Linear model for Regressions : 선형 회귀 모델 최적화

November·2024년 12월 23일

머신러닝

Least (Mean) Squares

N training observations (x1,y1) ~(xN,yN) to estimate parameters

y값과 f(x)의 차이를 작게 만드는 것 : Minimize the sum of squared residuals

cost function J(β) =sigma[(y-f(x))^2] ⇒ 이 값을 작게 만드는 것이 중요

Gradient descent algorithm

β 초기화

반복적으로 β 업데이트

β - αJ’(β ) (α * cost function 미분한 값)

α: Learning rate

α가 커지면 더 빠르게 업데이트 ⇒ how big the step is on each iteration

m개의 training sample에 대해 반복적으로 β 업데이트

Derivative = Slope

미분값 = 기울기 ⇒ 탐색 방향에 영향

Batch Gradient Descent

모든 샘플에 대해 반복하고 파라미터 업데이트

장점: Less updates 매개변수 업데이트 횟수가 적다 모든 데이터 샘플을 다 모아서 한 번의 경사 하강을 수행한 뒤, 한 번에 한 번의 업데이트

단점: Resource intensive 너무 많은 자원이 요구됨 ⇒ Stochastic Gradient Descnet (모든 샘플을 다 안봄)

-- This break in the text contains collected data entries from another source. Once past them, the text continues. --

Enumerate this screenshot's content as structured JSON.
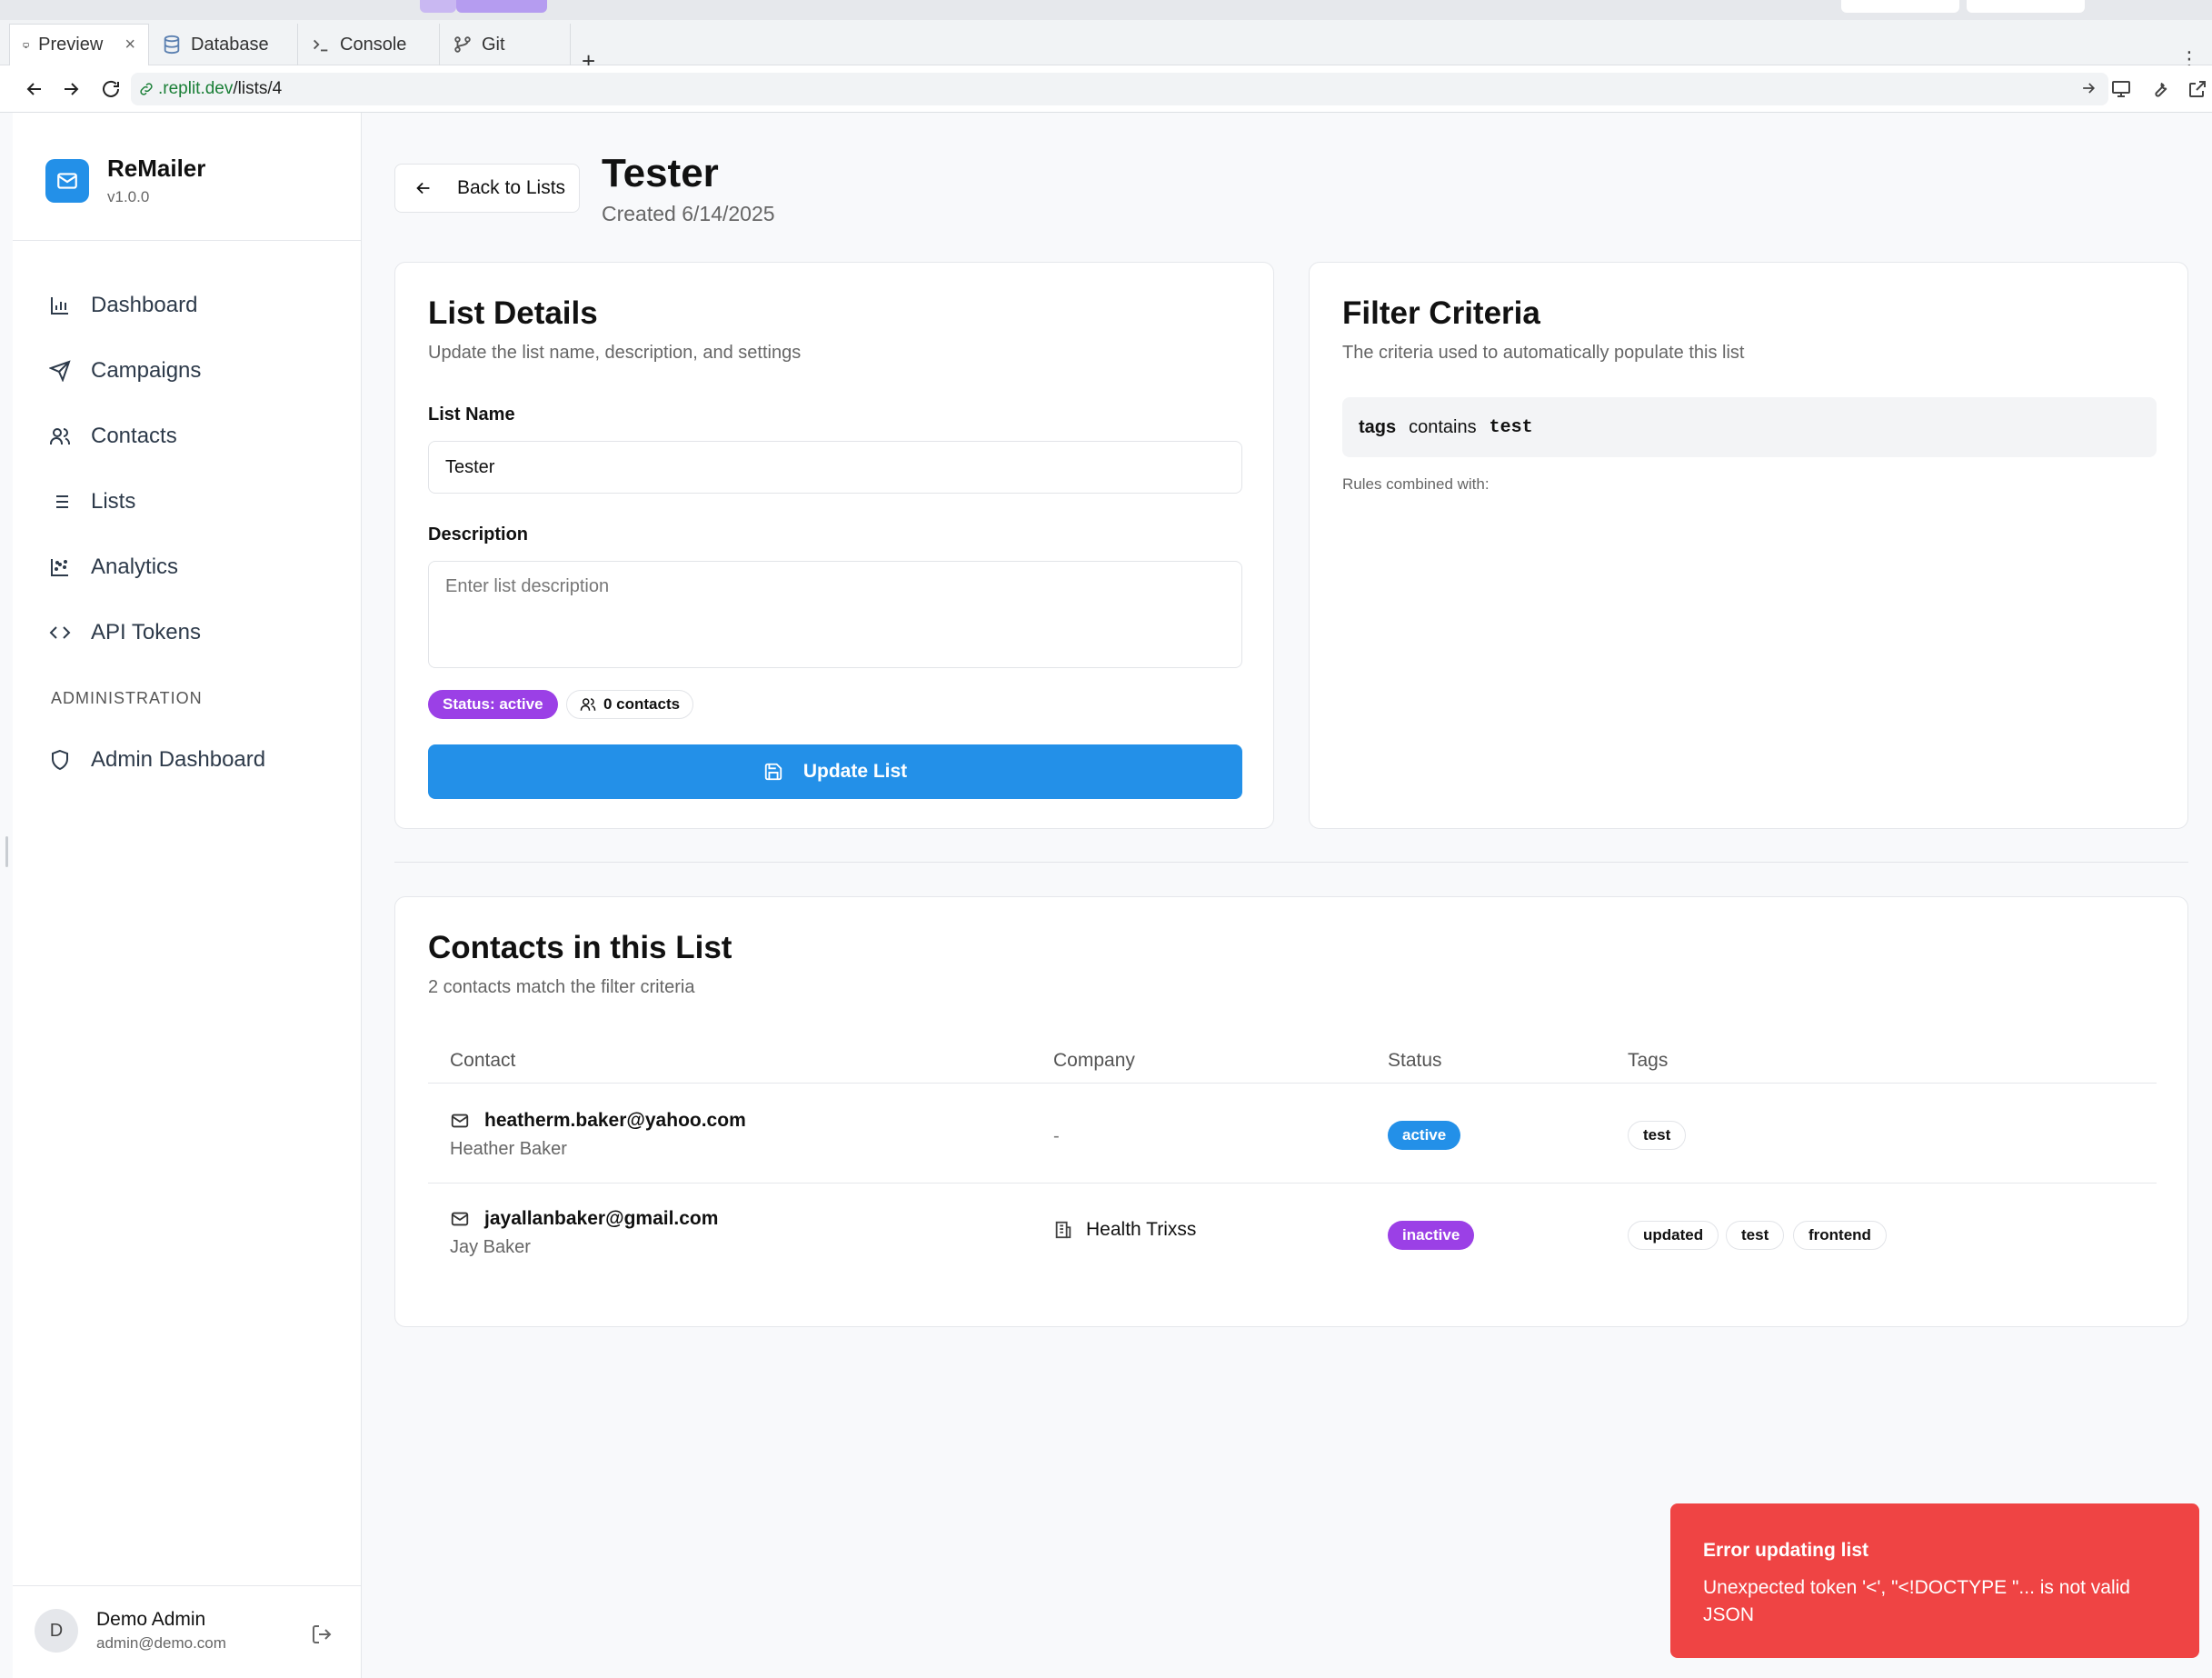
{
  "browser": {
    "tabs": [
      {
        "label": "Preview",
        "icon": "monitor-icon",
        "active": true,
        "close": "×"
      },
      {
        "label": "Database",
        "icon": "database-icon"
      },
      {
        "label": "Console",
        "icon": "terminal-icon"
      },
      {
        "label": "Git",
        "icon": "git-branch-icon"
      }
    ],
    "add_tab": "+",
    "kebab": "⋮",
    "url_domain": ".replit.dev",
    "url_path": "/lists/4"
  },
  "sidebar": {
    "brand_name": "ReMailer",
    "brand_version": "v1.0.0",
    "items": [
      {
        "label": "Dashboard",
        "icon": "bar-chart-icon"
      },
      {
        "label": "Campaigns",
        "icon": "send-icon"
      },
      {
        "label": "Contacts",
        "icon": "users-icon"
      },
      {
        "label": "Lists",
        "icon": "list-icon"
      },
      {
        "label": "Analytics",
        "icon": "scatter-chart-icon"
      },
      {
        "label": "API Tokens",
        "icon": "code-icon"
      }
    ],
    "section_admin": "ADMINISTRATION",
    "admin_item": {
      "label": "Admin Dashboard",
      "icon": "shield-icon"
    },
    "user": {
      "initial": "D",
      "name": "Demo Admin",
      "email": "admin@demo.com"
    }
  },
  "header": {
    "back_label": "Back to Lists",
    "title": "Tester",
    "created": "Created 6/14/2025"
  },
  "list_details": {
    "title": "List Details",
    "description": "Update the list name, description, and settings",
    "name_label": "List Name",
    "name_value": "Tester",
    "desc_label": "Description",
    "desc_placeholder": "Enter list description",
    "status_badge": "Status: active",
    "contacts_badge": "0 contacts",
    "update_button": "Update List"
  },
  "filter": {
    "title": "Filter Criteria",
    "description": "The criteria used to automatically populate this list",
    "field": "tags",
    "operator": "contains",
    "value": "test",
    "rules_combined": "Rules combined with:"
  },
  "contacts": {
    "title": "Contacts in this List",
    "description": "2 contacts match the filter criteria",
    "columns": [
      "Contact",
      "Company",
      "Status",
      "Tags"
    ],
    "rows": [
      {
        "email": "heatherm.baker@yahoo.com",
        "name": "Heather Baker",
        "company": "-",
        "status": "active",
        "tags": [
          "test"
        ]
      },
      {
        "email": "jayallanbaker@gmail.com",
        "name": "Jay Baker",
        "company": "Health Trixss",
        "status": "inactive",
        "tags": [
          "updated",
          "test",
          "frontend"
        ]
      }
    ]
  },
  "toast": {
    "title": "Error updating list",
    "message": "Unexpected token '<', \"<!DOCTYPE \"... is not valid JSON"
  },
  "colors": {
    "primary": "#2390e8",
    "purple_badge": "#9b40e6",
    "active_badge": "#2390e8",
    "error": "#ef4444"
  }
}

non-linear model에서 Gradient Descent

Gradient Descent는 local minimum of a function을 찾기 위한 반복적인 알고리즘

linear model에서 Gradient Descent

Only one global optima

Convex Function(Bow-shaped) 학습하기 용이한 모양

Stochastic gradient descent

Look at single sample in the training set for each iteration and update the parameter

장점: Faster convergence

단점: Harder to reach global optima

데이터셋이 크다면 Stochastic gradient descent를 추천

좋은 파라미터를 찾는 다른 방법?

linear model에서는 존재한다! global optima가 하나이기 때문에 미분값을 0으로 만드는 파라미터 β를 찾는다.

Normal equations

linear model은 항상 global optima를 가짐 (not local optima)

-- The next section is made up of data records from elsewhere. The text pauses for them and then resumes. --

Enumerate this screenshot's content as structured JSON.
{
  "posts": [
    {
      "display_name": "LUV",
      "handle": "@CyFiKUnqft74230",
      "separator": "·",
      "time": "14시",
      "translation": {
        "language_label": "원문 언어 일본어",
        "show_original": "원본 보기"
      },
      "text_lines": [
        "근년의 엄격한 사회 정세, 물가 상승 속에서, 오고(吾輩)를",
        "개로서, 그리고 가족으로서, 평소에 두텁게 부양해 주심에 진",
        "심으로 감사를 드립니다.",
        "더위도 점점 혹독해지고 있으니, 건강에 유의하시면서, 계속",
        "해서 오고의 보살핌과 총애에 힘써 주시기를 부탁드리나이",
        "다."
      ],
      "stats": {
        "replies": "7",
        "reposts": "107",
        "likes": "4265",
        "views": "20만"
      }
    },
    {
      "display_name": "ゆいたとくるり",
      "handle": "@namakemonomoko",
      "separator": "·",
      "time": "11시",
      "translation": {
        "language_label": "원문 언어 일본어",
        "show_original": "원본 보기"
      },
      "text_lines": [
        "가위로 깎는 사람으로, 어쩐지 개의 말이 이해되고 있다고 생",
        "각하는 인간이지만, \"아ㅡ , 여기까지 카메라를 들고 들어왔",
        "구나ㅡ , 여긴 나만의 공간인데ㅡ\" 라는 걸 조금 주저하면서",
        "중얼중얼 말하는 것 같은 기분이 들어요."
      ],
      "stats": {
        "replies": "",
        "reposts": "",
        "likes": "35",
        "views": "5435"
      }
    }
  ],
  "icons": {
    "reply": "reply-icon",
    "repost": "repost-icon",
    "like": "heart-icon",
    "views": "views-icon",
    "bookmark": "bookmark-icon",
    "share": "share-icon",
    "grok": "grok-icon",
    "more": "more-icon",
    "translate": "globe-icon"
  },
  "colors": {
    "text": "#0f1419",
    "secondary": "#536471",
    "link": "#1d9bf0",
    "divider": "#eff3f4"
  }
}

답이 하나라는 걸 알기 때문에 그냥 미분 취했을 때 0이 되는 파라미터 β를 찾는다.

반복 없이 파라미터를 찾는 방법

Normal equations을 쓰려면 모델이 linear해야함 + 계산한 β식이 invertable 해야함

invertable한 mtrix?

역행렬이 존재하는 행렬

determinant (행렬식)determinant가 0이 아닌 경우에만 그 행렬은 invertible 하다

Locally wighted linear regression

Are features always important for better learning? NO

linear regression 모델을 좀 더 non-linear한 단계에 있는 데이터에 사용하고 싶다.

특정 타겟 포인트x를 기준으로 linear regression 모델을 locally하게 fit시킨다.

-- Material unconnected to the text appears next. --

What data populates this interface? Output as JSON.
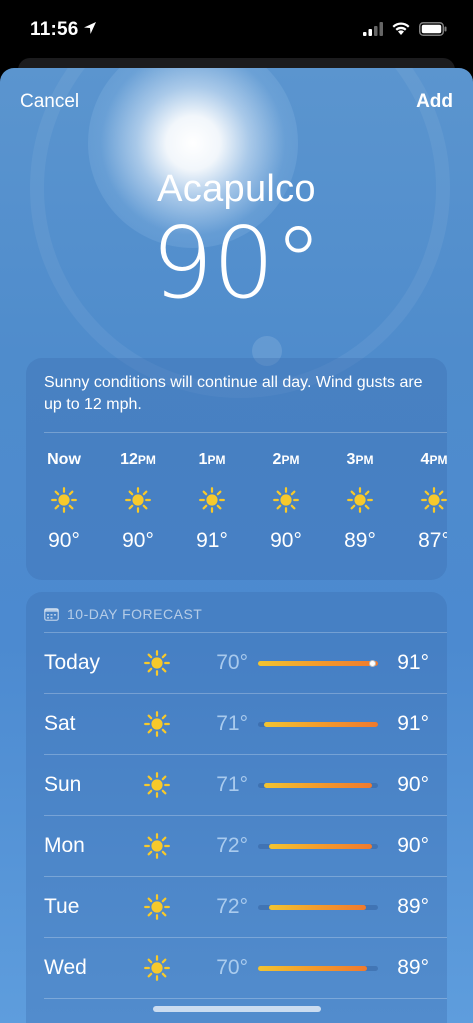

N개의 샘플에 대해서 각 샘플에 다른 가중치 w를 부여한다.

가중치가 작으면 해당 샘플의 error를 무시할 수 있을 정도로 만들고(negligible),

가중치가 크면 해당 샘플의 error를 줄이기 어렵게 만든다.

이 가중치에 영향을 주는 2가지 요소

neighbers

(query point x와 가까운 이웃) : 현재 내가 타겟으로 하는 x와의 거리

타우(bandwidth parameter)

determine how many nearest neighbors we will consider

target x : query point

타겟 포인트와 가까운 거리에 있으면 (neighber-x)^2값이 작다 → 가중치 식에서 exponential 값이 1에 가까워진다

타겟 포인트와 먼 거리에 있으면 (neighber-x)^2값이 크다 → exponential 값이 0에 가까워진다

If tau is small, what happen?

x와 멀어질수록 가중치는 더 빠르게 줄어든다

tau가 커지면 (bandwidth가 넓어지면) 상대적으로 더 많은 이웃들을 고려, tau가 작을수록 narrow한 모양 → 더 적은 이웃들만 고려하게 됨.

x와 가까운 이웃들은 더 큰 가중치를 얻는다. 전체적으로는 non-linear한 모습이나, 각 local area는 linear하다.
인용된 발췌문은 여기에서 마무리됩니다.